You should specify and aggregate the field you are counting. See below:
$sql = "SELECT COUNT(ticketid)ticketid FROM downloadedtickets UNION ALL SELECT ticketid FROM redeemedtickets GROUP BY ticketid HAVING COUNT(ticketid) = 1";
I would approach this using NOT EXISTS
, NOT IN
, or LEFT JOIN
. Here is the latter version:
select d.*
from downloadedtickets d left outer join
redeemedtickets r
on d.ticketid = r.ticketid
where r.ticketid is null;
Your query seems like it should return the specified result. One possible explanation for the resuts you are getting (no rows) is that there aren't any downloaded tickets that aren't redeemed.
This query seems to assume that ticketid
is UNIQUE in the downloadedtickets
table, and UNIQUE in the redeemedtickets
table... that may be the case, but we don't have that information from the specification we were provided. (If that's not the case, then the COUNT(*) for a ticketid
from just the downloadedtickets
table could be greater than one.
Is ticketid
the right column to use to "match" the rows from the two tables? We'll assume it is, because that's what your query is using. (If it's not, that could also explain the result you are getting.)

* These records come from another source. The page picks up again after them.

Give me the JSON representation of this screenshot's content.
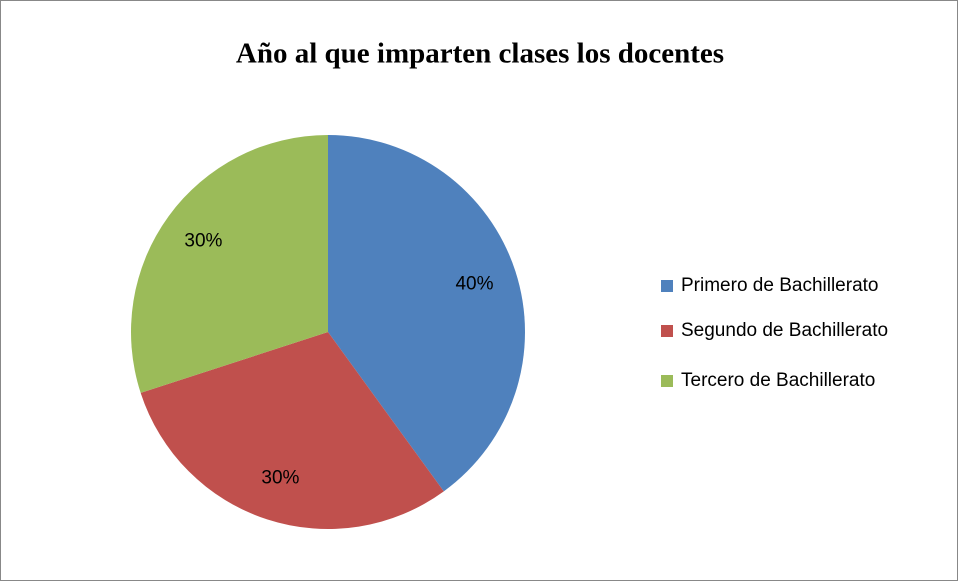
{
  "chart_data": {
    "type": "pie",
    "title": "Año al que imparten clases los docentes",
    "categories": [
      "Primero de Bachillerato",
      "Segundo de Bachillerato",
      "Tercero de Bachillerato"
    ],
    "values": [
      40,
      30,
      30
    ],
    "value_labels": [
      "40%",
      "30%",
      "30%"
    ],
    "colors": [
      "#4f81bd",
      "#c0504d",
      "#9bbb59"
    ],
    "legend": "right"
  }
}
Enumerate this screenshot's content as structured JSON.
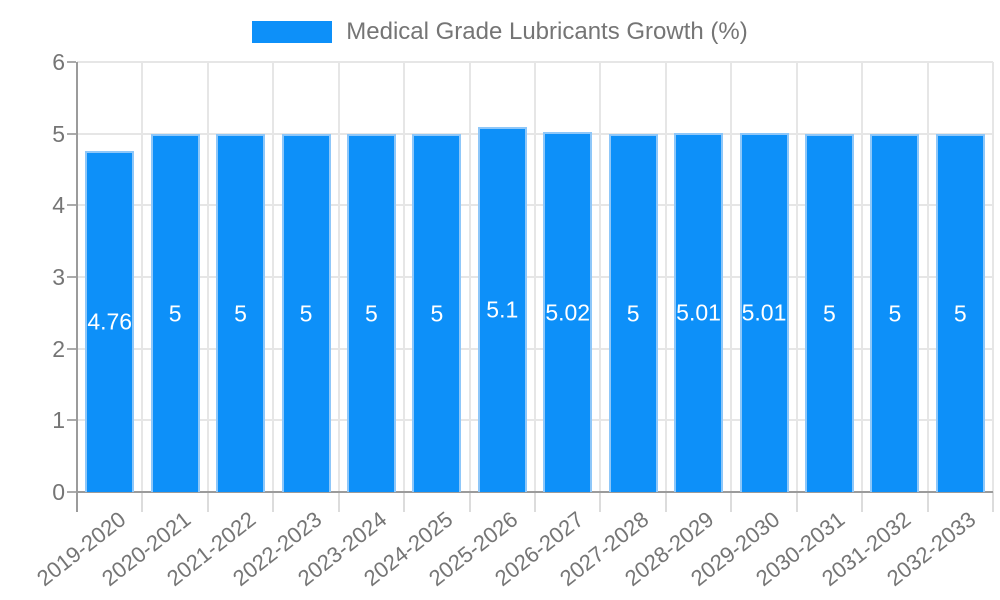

Your query is of the form (more easily read):
SELECT t.ticketid
FROM ( SELECT d.ticketid
FROM downloadedtickets d
UNION ALL
SELECT r.ticketid
FROM redeemedtickets r
) t
GROUP BY t.ticketid
HAVING COUNT(*) = 1
We note that there's potential that this query could return a ticketid
for a row in redeemedtickets
that isn't in downloadedtickets
. There may be some sort of guarantee that this wouldn't happen, but again, that information is absent from the specification.
For large sets, materializing that inline view could be expensive.
Personally, I'd prefer use a query with a more efficient "anti-join" pattern:
SELECT d.ticketid
FROM downloadedtickets d
LEFT
JOIN redeemedtickets r
ON r.ticketid = d.ticketid
WHERE r.ticketid IS NULL
ORDER BY d.ticketid
This essentially says, return all rows from downloadedtickets
, along with any "matching" rows from redeemed
tickets. The LEFT
keyword makes this an "outer" join, so we get all rows from the table on the left side, whether or not there are matching rows from the table on the right side. The trick is the predicate in the WHERE
clause, that filters out all rows that had a match. (If there was a match, we are guaranteed that ticketid
from redeemedtickets
will be non-NULL. So, the only rows that would have a NULL value from that table would be rows from downloadedtickets
that didn't have a match.
This query can make efficient use of an index on redeemedtickets
with a leading column of ticketid
.
This isn't the only query that will return the specified result, there are other query patterns that can return an equivalent result.